Recentemente o rapper Travis Scott fez um show no Brasil e uma cena chamou a atenção: ele recusou uma corrente oferecida pelo influenciador Wesley Alemão. O gesto, que parecia simples, gerou estranheza em muita gente. Afinal, por que um rapper americano não aceitaria uma joia no palco, se aqui no Brasil isso poderia ser visto como um presente ou até uma forma de homenagem?
A cultura das correntes no rap americano
No hip hop americano, as correntes não são só acessórios. Elas carregam significado, status e identidade cultural. Desde os anos 80, com pioneiros como Run-DMC, as correntes viraram símbolo de poder, conquista e resistência.

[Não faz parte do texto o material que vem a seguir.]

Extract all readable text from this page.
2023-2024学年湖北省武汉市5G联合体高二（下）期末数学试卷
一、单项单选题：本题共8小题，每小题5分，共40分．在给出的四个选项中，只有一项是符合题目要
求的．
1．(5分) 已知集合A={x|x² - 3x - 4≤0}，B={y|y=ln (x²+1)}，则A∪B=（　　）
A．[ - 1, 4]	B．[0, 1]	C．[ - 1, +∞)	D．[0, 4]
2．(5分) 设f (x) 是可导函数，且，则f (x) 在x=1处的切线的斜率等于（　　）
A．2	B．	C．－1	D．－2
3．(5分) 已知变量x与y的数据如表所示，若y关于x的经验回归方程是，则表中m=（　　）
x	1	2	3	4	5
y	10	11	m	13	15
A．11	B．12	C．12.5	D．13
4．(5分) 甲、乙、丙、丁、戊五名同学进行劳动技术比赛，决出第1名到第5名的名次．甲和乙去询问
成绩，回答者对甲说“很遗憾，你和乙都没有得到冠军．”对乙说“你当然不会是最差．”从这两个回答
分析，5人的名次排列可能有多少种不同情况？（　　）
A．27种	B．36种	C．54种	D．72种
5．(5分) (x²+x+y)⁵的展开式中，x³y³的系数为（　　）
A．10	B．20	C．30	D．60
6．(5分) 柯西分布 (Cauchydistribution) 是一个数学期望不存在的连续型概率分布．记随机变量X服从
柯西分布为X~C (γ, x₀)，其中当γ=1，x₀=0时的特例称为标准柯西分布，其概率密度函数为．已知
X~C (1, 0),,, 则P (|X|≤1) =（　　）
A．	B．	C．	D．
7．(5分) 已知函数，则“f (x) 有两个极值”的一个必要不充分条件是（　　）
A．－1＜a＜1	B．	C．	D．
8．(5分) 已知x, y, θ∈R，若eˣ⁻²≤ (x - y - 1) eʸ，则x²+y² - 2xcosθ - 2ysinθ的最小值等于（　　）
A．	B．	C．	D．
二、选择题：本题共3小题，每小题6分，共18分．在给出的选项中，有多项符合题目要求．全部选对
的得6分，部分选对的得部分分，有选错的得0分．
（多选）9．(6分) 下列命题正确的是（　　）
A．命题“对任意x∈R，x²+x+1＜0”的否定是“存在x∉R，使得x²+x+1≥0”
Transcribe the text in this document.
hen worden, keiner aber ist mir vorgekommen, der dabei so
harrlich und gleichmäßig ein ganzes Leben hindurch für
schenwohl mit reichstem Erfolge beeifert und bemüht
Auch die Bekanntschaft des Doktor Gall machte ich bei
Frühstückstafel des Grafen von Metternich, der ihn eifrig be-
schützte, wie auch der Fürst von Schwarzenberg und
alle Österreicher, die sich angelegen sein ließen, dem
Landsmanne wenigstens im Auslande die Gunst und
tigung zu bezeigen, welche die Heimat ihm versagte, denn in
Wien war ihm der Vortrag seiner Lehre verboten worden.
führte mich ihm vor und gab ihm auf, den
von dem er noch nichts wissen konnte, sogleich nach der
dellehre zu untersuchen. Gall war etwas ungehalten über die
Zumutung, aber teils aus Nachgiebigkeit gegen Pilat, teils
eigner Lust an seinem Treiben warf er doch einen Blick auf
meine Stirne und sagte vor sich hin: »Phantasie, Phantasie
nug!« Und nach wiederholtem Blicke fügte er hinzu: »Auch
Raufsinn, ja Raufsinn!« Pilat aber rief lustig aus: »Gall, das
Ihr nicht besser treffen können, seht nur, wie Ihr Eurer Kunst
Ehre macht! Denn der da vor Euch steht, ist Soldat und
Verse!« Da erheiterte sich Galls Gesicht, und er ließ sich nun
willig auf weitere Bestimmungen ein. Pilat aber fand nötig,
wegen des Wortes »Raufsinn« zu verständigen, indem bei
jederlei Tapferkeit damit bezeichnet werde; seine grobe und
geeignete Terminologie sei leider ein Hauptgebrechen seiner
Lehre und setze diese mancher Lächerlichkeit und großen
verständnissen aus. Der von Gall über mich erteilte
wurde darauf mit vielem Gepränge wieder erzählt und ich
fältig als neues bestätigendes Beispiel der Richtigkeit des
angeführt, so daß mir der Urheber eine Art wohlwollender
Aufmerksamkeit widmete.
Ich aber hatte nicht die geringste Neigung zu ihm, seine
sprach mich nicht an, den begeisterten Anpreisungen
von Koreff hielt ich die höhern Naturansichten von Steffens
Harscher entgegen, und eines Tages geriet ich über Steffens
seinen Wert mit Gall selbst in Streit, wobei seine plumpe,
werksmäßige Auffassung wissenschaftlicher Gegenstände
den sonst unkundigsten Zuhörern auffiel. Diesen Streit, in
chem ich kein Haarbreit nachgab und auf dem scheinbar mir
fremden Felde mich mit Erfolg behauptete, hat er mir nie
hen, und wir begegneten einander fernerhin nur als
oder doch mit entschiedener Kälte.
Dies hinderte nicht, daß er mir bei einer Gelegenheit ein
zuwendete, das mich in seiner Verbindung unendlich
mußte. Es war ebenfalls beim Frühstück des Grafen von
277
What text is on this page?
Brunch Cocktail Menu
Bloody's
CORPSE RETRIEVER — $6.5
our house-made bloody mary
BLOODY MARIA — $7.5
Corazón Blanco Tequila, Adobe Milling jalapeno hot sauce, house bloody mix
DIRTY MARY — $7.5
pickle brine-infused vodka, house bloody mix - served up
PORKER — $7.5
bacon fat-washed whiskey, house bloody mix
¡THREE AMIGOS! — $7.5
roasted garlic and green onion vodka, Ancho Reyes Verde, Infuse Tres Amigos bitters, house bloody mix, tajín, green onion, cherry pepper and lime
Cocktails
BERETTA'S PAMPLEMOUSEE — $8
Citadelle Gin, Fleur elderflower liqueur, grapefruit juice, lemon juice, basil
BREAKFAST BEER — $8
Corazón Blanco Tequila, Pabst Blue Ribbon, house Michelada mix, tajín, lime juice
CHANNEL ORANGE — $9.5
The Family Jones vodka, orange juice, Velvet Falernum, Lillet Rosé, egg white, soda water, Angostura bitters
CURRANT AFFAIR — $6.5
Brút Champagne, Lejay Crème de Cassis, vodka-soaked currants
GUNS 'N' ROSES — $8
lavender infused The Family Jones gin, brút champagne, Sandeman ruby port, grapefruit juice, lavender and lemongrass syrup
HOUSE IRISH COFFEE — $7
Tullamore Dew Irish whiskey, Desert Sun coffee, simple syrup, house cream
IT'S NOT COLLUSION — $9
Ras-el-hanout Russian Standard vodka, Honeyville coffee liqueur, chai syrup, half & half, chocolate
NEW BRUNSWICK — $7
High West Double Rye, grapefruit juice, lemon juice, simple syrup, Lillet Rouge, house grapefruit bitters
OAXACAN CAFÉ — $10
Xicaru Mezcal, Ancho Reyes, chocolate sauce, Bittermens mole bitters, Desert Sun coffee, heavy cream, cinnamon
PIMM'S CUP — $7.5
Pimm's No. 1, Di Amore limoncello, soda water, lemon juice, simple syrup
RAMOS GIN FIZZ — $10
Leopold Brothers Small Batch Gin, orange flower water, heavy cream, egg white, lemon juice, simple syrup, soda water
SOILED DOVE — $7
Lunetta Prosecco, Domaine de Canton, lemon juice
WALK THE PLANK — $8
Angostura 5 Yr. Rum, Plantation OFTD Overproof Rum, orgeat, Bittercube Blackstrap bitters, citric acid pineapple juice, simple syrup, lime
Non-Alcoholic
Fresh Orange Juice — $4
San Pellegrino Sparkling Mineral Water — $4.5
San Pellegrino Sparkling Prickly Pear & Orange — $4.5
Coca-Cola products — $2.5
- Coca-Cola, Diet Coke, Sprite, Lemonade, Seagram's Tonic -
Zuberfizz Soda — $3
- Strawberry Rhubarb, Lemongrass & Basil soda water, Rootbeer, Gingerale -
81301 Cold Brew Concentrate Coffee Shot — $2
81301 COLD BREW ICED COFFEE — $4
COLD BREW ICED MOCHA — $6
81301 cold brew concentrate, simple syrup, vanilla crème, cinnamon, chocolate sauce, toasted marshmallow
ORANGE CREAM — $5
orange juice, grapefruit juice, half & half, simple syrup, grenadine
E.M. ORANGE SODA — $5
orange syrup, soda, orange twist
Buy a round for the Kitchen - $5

Para os rappers, uma corrente pode representar:
- O sucesso conquistado pelo corre.
- A identidade de um grupo, selo ou gangue.
- A individualidade artística, já que cada joia é única.
Ou seja, não é só uma peça de ouro, prata, ou de diamantes: é história e representatividade.
Veja também: Rap e Esporte: Uma Conexão Inseparável – Murb Brasil

Por que Travis recusou a corrente?
Nos EUA, é comum que os rappers tenham um cuidado especial com suas correntes. Elas são escolhidas a dedo, personalizadas e têm muito mais que valor financeiro: carregam valor emocional e cultural. Aceitar uma corrente de outra pessoa pode soar estranho, como se fosse abrir mão de sua identidade.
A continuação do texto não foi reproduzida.